Here’s what it looks like. As soon as I receive the user message on the server, I immediately render a placeholder card to give instant feedback.

  const reply = createStreamableUI(
    <ResponseCard title={"thinking..."} caption={""}>
      <SkeletonChart />
    </ResponseCard>
  )

Then I run the AI completion. As soon as the LLM comes back with a SQL query, we can update the UI with the query it’s running and the type of chart it plans to make.


 completion.onFunctionCall("summarize_data", async ({ query, chartSpec }) => {
    const { x, y, title, type, color, size } = chartSpec

    reply.update(
      <ResponseCard title={title} caption={query}>
        <SkeletonChart>
          Building {type} chart of {x}, {y}, {color}
        </SkeletonChart>
      </ResponseCard>
    )

    // then start generating the chart

 })

Finally, I actually run the query on the database and render the chart. When the UI is complete, we mark it as done.


 const component =
      type === "table" ? (
        <ResponseCard title={title} caption={query}>
          <Table data={response} xVar={x} />
        </ResponseCard>
      ) : (
        <ResponseCard title={title} caption={query}>
          <Chart
            type={type}
            data={response}
            dataKey={dataKey}
            x={x}
            y={y}
            size={size}
            color={color}
          />
        </ResponseCard>
      )

    reply.done(component)

Finally, I added controls to make corrections when LLM goes wrong, such as flipping the chart, and showing the query. I aim to make data exporting and importing as seamless as possible. You can bring data from a csv or JSON at a URL, or on your computer, and export the LLM’s summaries as csv.

Here’s my attempt to make it produce the famous gapminder chart by Hans Rosling.

Gapminder chart generated by AI

…Not quite…but we’re getting there.

Future goals

This is just the beginning. One important feature I hope to implement next is follow-up questions. In the Vercel AI SDK you can keep track of message history in a shared state between AI and the client side, and feed this back into the model prompt on every call.
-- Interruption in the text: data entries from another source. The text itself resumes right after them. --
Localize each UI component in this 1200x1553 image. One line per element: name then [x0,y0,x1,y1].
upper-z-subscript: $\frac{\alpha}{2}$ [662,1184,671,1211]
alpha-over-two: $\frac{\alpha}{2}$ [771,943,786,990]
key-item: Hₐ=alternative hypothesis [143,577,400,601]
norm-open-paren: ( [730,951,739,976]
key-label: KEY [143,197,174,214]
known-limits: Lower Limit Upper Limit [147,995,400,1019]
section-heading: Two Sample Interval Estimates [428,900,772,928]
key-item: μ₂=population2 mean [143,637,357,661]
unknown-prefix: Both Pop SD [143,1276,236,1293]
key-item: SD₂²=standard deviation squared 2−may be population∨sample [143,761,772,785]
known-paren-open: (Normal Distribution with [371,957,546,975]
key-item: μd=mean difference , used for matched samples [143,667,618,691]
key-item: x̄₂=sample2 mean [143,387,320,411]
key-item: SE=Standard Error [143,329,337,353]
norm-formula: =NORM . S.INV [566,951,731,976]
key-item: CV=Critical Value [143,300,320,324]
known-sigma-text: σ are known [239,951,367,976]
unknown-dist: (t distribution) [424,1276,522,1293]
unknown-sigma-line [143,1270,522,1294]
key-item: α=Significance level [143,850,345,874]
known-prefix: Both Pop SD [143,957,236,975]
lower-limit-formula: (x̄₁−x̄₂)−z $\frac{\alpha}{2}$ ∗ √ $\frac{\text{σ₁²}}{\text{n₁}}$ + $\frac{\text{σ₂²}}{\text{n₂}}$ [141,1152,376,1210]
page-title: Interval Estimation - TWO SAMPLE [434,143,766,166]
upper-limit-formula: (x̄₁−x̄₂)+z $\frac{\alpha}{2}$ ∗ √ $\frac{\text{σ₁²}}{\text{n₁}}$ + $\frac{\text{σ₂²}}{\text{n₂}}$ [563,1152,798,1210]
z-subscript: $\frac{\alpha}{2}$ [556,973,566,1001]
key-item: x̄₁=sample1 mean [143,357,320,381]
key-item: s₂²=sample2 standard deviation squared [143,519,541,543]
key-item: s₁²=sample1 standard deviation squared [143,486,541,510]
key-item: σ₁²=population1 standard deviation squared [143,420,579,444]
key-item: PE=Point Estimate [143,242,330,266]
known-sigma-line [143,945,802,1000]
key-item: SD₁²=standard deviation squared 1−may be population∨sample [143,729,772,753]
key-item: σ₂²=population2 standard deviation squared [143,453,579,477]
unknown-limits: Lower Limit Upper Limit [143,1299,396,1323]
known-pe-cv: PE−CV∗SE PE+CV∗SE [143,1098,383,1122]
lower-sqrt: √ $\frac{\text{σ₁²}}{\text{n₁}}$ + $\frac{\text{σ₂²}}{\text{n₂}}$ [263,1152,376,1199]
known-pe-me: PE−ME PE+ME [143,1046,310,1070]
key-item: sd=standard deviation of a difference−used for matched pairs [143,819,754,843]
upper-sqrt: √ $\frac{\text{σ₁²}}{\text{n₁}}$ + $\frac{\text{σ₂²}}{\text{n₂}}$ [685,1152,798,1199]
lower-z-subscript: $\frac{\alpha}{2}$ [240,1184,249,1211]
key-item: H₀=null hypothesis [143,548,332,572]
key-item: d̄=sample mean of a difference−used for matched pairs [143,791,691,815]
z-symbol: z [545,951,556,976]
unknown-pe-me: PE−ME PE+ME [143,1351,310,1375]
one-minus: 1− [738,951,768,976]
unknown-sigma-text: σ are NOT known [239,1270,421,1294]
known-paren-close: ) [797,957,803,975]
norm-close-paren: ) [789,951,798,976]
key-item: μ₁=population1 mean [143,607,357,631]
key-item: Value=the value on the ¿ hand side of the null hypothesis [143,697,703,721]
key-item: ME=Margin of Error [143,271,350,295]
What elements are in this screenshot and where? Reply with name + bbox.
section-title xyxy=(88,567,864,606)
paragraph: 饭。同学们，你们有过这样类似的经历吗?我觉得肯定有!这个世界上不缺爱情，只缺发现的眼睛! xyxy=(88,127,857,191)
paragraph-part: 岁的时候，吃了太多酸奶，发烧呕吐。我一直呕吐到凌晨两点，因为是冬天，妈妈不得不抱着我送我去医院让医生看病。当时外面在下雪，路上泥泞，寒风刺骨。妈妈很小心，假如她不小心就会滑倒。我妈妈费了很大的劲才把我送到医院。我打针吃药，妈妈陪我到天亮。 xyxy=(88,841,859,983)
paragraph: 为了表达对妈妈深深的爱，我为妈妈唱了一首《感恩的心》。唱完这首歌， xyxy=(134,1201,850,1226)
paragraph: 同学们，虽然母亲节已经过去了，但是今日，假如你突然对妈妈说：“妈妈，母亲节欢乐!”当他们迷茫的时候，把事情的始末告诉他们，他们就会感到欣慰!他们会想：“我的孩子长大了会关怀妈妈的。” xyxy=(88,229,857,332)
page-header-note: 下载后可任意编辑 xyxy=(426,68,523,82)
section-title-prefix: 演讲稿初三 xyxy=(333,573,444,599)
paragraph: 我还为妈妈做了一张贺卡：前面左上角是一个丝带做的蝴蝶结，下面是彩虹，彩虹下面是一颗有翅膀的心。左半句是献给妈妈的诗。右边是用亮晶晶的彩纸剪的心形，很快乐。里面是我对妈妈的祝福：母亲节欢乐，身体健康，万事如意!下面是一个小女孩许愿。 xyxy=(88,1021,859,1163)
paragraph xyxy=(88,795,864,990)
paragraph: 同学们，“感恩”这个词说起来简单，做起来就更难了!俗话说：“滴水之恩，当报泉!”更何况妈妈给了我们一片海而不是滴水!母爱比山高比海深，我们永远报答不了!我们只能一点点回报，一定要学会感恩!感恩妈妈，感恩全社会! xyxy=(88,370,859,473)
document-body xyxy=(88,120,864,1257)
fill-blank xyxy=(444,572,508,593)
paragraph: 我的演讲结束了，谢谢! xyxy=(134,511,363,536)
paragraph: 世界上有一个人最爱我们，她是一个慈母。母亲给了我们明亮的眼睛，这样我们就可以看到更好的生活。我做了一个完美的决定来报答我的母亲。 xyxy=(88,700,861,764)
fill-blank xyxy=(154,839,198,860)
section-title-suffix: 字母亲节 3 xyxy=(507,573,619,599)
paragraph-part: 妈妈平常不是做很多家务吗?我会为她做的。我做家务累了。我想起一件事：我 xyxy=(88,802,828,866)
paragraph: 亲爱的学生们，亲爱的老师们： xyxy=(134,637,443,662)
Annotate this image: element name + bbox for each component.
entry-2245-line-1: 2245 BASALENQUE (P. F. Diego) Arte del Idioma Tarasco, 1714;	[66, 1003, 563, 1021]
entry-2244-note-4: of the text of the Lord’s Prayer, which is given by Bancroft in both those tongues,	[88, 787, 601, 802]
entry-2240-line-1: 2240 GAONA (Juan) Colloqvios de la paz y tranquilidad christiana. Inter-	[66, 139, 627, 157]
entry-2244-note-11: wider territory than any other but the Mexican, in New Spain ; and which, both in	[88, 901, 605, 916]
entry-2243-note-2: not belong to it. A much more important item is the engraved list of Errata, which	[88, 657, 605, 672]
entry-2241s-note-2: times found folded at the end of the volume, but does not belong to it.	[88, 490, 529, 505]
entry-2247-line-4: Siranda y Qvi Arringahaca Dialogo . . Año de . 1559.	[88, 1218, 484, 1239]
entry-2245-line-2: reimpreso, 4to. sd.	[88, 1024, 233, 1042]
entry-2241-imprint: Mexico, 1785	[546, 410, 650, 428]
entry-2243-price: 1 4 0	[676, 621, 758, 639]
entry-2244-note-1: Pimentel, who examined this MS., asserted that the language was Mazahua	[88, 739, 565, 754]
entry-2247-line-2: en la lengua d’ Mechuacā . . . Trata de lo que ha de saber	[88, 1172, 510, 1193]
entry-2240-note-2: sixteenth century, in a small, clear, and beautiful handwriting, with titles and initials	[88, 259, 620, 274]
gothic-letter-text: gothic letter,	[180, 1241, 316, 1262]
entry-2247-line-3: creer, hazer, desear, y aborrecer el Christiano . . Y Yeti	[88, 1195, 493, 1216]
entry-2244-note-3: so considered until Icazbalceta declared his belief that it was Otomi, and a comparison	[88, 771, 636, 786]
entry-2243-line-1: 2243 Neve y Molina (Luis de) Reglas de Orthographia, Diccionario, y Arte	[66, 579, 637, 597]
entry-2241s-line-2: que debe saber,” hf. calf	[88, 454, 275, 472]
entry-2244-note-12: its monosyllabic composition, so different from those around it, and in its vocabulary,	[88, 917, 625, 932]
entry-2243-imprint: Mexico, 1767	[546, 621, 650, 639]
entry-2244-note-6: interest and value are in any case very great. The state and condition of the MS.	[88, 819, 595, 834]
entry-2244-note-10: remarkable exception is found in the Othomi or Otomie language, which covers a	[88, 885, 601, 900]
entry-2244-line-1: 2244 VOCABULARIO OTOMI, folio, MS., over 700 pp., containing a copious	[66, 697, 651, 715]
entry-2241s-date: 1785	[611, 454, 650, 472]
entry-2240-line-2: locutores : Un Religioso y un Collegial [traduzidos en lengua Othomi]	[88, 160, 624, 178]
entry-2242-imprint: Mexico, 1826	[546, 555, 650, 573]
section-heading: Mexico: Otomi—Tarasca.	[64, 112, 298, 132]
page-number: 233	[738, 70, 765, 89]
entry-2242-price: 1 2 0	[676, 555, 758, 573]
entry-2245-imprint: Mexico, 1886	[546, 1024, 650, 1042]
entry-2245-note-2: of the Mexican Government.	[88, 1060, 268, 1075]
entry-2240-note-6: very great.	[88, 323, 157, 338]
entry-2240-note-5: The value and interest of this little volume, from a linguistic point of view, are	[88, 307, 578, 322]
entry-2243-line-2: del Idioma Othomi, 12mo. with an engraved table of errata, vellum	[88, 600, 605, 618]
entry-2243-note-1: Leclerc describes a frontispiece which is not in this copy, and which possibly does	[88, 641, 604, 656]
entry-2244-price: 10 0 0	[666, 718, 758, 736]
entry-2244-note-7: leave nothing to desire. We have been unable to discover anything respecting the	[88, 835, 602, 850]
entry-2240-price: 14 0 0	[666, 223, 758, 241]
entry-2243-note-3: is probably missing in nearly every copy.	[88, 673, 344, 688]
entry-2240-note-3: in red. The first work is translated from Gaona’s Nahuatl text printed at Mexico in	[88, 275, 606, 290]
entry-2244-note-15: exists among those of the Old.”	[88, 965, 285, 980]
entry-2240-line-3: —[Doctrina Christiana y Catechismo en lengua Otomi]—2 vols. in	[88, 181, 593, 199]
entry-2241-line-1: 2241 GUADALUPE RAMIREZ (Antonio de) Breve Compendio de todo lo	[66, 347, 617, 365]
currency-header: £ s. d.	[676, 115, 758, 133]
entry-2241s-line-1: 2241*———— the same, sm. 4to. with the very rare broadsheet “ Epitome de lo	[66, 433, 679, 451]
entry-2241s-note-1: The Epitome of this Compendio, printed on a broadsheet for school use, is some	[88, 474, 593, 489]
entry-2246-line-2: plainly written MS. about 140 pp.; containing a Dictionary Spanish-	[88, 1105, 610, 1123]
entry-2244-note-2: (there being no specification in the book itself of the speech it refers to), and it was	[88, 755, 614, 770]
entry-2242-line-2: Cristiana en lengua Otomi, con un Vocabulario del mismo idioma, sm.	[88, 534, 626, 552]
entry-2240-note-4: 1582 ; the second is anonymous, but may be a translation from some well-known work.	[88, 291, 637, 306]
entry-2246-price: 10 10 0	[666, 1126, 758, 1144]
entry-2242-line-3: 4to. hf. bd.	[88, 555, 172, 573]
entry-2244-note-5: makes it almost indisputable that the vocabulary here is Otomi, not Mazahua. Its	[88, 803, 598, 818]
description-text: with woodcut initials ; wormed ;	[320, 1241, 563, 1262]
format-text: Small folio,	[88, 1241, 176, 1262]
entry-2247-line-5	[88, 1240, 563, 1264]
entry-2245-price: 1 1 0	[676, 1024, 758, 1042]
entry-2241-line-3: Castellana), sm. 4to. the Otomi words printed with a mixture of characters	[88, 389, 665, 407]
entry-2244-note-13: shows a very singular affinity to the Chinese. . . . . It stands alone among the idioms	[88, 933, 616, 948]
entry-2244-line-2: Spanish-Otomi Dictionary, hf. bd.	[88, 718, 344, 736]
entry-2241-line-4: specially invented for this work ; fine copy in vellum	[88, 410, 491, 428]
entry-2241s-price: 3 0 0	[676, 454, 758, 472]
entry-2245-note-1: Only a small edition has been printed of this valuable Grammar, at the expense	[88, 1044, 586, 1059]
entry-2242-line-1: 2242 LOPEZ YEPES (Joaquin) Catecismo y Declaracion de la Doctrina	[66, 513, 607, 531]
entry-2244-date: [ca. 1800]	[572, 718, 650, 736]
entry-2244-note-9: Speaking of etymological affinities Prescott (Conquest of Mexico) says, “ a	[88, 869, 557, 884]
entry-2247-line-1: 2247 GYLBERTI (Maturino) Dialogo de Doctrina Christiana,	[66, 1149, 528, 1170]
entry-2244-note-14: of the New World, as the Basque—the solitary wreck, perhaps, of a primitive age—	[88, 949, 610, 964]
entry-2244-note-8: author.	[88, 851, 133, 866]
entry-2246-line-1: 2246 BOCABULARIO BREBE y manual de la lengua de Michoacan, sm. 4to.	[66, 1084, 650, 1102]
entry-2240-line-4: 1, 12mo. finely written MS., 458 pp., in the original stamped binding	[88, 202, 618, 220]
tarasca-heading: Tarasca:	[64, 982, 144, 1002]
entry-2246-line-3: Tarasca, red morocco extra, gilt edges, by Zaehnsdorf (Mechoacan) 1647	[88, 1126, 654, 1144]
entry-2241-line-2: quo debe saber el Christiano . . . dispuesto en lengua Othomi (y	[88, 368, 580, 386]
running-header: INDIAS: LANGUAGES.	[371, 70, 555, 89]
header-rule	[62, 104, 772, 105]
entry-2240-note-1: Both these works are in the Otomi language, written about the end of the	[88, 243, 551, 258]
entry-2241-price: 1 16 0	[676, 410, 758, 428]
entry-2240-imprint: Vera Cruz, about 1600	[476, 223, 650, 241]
With the data analysis it’s a bit more complex because I need to direct the LLM to find and use the correct summarized dataset from the last relevant prompt.

In the future, it would be great to allow users to create accounts, save their analyses, and meter their usage of the OpenAI API. Until I implement these features, you can clone the project locally, swap in your own API key, and be up and running.

I’d love to collaborate with others on this. If you’d like to contribute to this project, feel free to tackle an issue in the repo or open a PR for a new feature!